Building upon the statistical formulation for parameter estimation in the presence of correlated noise proposed by Cireddu et al., we present the initial study to incorporate the effects of correlated noise into the analyses of various detector designs' performance. We consider a two-L-shaped-detector configuration located in Europe and compare the expectation of parameter estimation of gravitational wave transients between noncollocated and hypothetical collocated configurations. In our study, we posit the existence of low-frequency correlated noise within the 5-10 Hz range for the collocated detector configuration, with a varying degree of correlation. In this specific detector setup, our observations indicate an enhancement in the precision of intrinsic parameter measurements as the degree of correlation increases.
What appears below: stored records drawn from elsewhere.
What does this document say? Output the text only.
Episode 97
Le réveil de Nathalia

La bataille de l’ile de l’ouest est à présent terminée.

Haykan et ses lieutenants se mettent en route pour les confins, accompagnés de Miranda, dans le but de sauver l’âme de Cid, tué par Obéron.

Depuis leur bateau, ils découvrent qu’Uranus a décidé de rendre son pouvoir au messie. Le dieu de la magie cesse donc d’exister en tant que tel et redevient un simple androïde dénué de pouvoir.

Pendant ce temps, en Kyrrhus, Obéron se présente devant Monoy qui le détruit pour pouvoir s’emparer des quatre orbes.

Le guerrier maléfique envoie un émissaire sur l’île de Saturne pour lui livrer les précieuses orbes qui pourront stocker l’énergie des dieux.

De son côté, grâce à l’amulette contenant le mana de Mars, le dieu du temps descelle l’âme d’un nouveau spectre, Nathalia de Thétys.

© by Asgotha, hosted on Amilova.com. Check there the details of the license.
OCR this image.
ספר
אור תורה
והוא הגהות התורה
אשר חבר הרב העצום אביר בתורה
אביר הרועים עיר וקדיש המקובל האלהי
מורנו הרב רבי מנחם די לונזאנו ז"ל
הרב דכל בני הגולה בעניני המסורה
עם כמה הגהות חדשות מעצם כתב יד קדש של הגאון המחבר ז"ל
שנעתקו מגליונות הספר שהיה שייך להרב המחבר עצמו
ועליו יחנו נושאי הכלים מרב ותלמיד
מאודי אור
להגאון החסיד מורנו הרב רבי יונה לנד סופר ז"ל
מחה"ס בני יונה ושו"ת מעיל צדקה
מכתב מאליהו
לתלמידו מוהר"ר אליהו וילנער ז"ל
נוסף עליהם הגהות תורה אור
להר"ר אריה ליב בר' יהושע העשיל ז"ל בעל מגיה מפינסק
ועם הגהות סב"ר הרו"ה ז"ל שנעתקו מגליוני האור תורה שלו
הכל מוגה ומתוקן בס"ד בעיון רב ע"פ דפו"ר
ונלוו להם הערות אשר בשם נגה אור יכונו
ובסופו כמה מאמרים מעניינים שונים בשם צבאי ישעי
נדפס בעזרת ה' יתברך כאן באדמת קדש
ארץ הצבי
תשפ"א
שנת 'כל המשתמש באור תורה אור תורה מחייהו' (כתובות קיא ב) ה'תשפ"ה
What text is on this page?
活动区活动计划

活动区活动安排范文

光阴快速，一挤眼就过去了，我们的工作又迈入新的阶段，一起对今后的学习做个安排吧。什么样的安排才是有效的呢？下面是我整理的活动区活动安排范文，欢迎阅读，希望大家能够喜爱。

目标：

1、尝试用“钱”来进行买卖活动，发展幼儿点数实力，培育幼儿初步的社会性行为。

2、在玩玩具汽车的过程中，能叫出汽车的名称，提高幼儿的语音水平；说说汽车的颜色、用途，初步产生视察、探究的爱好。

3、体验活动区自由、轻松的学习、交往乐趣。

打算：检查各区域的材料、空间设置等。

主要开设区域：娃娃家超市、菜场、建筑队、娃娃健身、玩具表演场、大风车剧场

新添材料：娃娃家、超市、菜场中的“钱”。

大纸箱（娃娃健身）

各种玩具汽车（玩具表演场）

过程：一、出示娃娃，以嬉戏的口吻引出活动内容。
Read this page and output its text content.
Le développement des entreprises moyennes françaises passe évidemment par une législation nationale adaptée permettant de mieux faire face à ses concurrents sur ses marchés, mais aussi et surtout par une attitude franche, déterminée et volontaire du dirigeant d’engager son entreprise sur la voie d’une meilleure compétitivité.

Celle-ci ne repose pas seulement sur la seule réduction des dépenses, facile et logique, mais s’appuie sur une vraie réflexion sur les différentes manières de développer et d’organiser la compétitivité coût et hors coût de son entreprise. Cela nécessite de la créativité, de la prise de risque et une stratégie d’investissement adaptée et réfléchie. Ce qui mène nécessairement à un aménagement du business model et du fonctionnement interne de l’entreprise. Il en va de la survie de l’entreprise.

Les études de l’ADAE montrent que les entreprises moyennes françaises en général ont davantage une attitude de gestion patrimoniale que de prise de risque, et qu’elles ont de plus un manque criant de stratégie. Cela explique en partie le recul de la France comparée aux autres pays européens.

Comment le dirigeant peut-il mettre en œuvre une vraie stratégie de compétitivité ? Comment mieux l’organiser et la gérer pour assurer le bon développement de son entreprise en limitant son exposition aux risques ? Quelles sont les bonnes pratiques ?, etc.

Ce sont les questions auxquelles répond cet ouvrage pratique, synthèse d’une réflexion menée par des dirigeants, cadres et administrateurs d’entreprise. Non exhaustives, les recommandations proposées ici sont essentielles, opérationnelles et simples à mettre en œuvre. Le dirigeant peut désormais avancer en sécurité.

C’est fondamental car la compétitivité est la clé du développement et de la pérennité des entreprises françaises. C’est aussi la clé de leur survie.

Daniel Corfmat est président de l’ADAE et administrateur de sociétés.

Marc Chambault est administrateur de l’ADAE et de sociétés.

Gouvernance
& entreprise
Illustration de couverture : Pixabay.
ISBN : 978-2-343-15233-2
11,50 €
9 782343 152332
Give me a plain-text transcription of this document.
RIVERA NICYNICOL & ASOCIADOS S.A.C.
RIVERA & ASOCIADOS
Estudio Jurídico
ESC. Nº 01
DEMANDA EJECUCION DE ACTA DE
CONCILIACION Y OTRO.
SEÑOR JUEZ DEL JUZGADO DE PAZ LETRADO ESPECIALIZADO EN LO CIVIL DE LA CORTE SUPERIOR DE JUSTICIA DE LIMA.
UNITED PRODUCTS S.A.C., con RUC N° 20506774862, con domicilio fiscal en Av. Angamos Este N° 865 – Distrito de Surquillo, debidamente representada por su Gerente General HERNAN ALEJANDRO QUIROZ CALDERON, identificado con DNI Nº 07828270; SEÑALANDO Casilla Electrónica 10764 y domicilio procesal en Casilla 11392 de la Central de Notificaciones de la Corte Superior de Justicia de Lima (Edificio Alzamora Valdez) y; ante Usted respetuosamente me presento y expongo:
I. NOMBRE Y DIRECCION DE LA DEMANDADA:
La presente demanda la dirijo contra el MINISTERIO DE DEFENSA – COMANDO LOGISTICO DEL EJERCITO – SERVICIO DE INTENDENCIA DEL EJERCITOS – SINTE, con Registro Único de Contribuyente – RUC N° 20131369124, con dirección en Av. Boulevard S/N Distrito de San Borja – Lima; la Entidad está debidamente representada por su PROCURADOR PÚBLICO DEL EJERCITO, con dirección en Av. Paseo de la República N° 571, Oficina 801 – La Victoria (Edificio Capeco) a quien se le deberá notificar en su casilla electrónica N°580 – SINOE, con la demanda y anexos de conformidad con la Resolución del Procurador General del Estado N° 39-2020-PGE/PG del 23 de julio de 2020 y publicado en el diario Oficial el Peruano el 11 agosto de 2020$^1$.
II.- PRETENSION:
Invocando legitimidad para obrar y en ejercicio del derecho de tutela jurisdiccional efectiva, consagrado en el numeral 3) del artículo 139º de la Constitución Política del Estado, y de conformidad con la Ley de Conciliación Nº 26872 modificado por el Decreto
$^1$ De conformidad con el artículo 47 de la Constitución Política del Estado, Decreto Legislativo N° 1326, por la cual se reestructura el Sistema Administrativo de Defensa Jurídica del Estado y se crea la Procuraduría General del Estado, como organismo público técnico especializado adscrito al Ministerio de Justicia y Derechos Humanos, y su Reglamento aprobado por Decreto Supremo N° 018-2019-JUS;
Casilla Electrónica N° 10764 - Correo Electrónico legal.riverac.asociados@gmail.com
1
This trend suggests that higher degrees of noise correlation may beneficially influence the accuracy of parameter estimation. In particular, when the noise is highly correlated, the uncertainty on chirp mass decreases by up to 30%. The absence of an inter-European baseline does hinder the estimation of the extrinsic parameters. However, given a realistic global network with the additional detector located in the United States, the uncertainty of extrinsic parameters is significantly reduced. This reduction is further amplified as the degree of noise correlation increases. When the degree of noise correlation exceeds a certain level, the collocated configuration outperforms the noncollocated configuration. For instance, when the degree of correlation is high, the collocated configuration decreases the 90% credible area of sky location by up to 10% compared to the noncollocated configuration. We conclude that the impact of noise correlation is not trivial and can potentially alter both the quantitative and qualitative outcomes in detector performance. We therefore recommend the inclusion of noise correlation for a comprehensive assessment of the design of third-generation gravitational wave detectors.